If you assume a normal asset return distribution world and it does not exist, you will be surprised with return performance especially in the tails and unlikely for the better. Of course, when in doubt, the rule of thumb for any sample of return data is to assume normality. Using the central limit theorem is a good starting proposition for any discussion, but it is not where the return discussion should end. The distribution assumptions are a place for danger with decision-making.
Assume approximately normal, but don't place your faith in normality. Assume stability in the distribution, but don't place your faith in volatility being stable. Most investors know these two assumptions, but still keep the faith with normality. The key question is determining the costs of sticking to the simple approach.
- In a non-normal world, you may be skewed surprised - more of the probability mass either on the right or left-side of the distribution. Negative skew has a performance risk penalty of a strong outlier.
- In a non-normal world, you may be kurtosis surprised - more of the probability mass is in the center but there is a greater chance of extreme tails of the distribution relative to a normal distribution.
The level of surprise is a function of the amount of stretch or shape-bending away from normality. The real world problem comes in the two forms of risk measure: VaR and CVaR.
VaR will measure the chance of having a market move outside the 95% confidence region. The non-normal distribution with negative skew or kurtosis will increase the chance of having a tail event. The change of a big move is higher than expected. Simulating a VaR through using a normal distribution ensures that you will be at risk of skew and kurtosis. Using a historic VaR will place you at risk that the sample used is not representative of what may happen in the future.
CVaR will measure the average of moves outside the 95% confidence region. This will represent the magnitude of the tail event and whether the size of a big move is larger than expected. A non-normal distribution will have higher CVaR.
The worst case scenario will be a combination of two problems: a greater likelihood of a bad event and the size of those events being larger than expected. Still, a problem is that non-normality is hard to measure. Some non-normality is related to a mixed distribution of different volatilities. These problems increase if there is changing volatility. An increase in volatility that is not measured correctly will increase the chance of VaR and CVaR being too low not from non-normality but from mismeasurement.

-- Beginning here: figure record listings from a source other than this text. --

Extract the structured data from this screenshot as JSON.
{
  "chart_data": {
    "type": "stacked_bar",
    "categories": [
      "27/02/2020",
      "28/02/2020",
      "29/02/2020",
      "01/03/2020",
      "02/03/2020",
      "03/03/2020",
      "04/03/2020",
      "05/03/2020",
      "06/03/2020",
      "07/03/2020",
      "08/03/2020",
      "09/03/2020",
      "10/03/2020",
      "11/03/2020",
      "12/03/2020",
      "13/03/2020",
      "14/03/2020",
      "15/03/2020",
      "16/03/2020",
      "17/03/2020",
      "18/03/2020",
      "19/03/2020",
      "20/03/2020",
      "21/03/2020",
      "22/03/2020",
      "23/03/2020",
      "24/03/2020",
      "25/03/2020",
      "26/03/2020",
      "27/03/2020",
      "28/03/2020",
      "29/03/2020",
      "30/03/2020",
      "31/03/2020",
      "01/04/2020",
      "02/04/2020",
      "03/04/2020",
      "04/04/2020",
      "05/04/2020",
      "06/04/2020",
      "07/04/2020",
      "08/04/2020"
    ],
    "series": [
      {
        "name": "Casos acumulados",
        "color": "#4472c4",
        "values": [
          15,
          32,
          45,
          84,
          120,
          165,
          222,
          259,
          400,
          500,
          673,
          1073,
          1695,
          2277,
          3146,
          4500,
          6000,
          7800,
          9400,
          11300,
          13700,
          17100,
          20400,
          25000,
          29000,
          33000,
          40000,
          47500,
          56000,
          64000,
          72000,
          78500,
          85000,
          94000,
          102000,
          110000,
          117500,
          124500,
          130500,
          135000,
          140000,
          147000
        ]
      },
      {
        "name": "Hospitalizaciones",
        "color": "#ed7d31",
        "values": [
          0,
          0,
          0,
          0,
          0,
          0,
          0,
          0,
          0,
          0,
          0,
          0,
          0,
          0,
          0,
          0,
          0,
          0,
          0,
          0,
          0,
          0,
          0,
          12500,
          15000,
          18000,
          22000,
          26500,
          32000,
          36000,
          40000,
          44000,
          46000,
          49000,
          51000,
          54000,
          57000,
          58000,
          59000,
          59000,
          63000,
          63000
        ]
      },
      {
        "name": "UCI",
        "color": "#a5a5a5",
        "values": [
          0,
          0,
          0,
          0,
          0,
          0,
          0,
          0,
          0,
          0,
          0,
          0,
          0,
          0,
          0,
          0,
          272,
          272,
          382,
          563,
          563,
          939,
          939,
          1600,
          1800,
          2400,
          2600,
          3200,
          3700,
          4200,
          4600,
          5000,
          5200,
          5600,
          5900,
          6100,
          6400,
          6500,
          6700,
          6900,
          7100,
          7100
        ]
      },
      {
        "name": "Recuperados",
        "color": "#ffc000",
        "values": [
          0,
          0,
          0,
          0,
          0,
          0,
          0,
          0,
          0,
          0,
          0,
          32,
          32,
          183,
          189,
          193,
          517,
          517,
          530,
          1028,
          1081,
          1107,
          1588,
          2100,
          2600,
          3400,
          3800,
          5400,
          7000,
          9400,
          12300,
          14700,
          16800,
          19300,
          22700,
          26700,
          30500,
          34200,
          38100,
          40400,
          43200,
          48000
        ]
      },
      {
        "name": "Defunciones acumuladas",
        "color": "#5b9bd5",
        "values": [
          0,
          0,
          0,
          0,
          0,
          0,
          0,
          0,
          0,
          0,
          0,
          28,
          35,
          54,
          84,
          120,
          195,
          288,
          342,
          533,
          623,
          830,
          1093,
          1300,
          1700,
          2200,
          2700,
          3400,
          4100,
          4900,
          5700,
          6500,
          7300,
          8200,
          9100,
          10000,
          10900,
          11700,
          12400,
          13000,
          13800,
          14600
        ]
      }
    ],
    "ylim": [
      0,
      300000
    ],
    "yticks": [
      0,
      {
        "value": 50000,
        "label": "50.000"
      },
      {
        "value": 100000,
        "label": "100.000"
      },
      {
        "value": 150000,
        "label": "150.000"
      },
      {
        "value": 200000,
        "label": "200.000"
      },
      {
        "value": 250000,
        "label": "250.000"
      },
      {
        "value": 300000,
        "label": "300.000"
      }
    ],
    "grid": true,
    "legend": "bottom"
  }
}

Market risk will fluctuate when there is a greater chance of mismeasurement and non-normality. Look at the current environment. Volatility has fallen significantly since December. The spikes of February and December 2018 are rolling off short-term samples. The big shocks of the Great Financial Crisis are more than ten years old. The assumptions used to measure VaR and CVaR are critical for assessing current and future risk and as we move to the low end of volatility risks of a tail event surprise increase.
Still, there is not agreement on the impact of the problem. Some researchers show that forecasting with the wrong distribution is significant. Some researchers find that skew and kurtosis will have meaningful impact on portfolio allocations and the resulting VaR and CVaR for a portfolio. However, measurement error makes adding complexity an issue. Other state that the impact is a function of the utility used and that only when there is an extreme risk aversion is the tail problem real.
Our conclusion is that investors should assume that in a low volatility environment the risk of being wrong is higher. Investors face more risk of tail risk mismeasurement. Tail risk is higher when trading nonlinear returning assets, options. Most importantly, the risks of tail events are not fully calculated with any simple VaR calculations.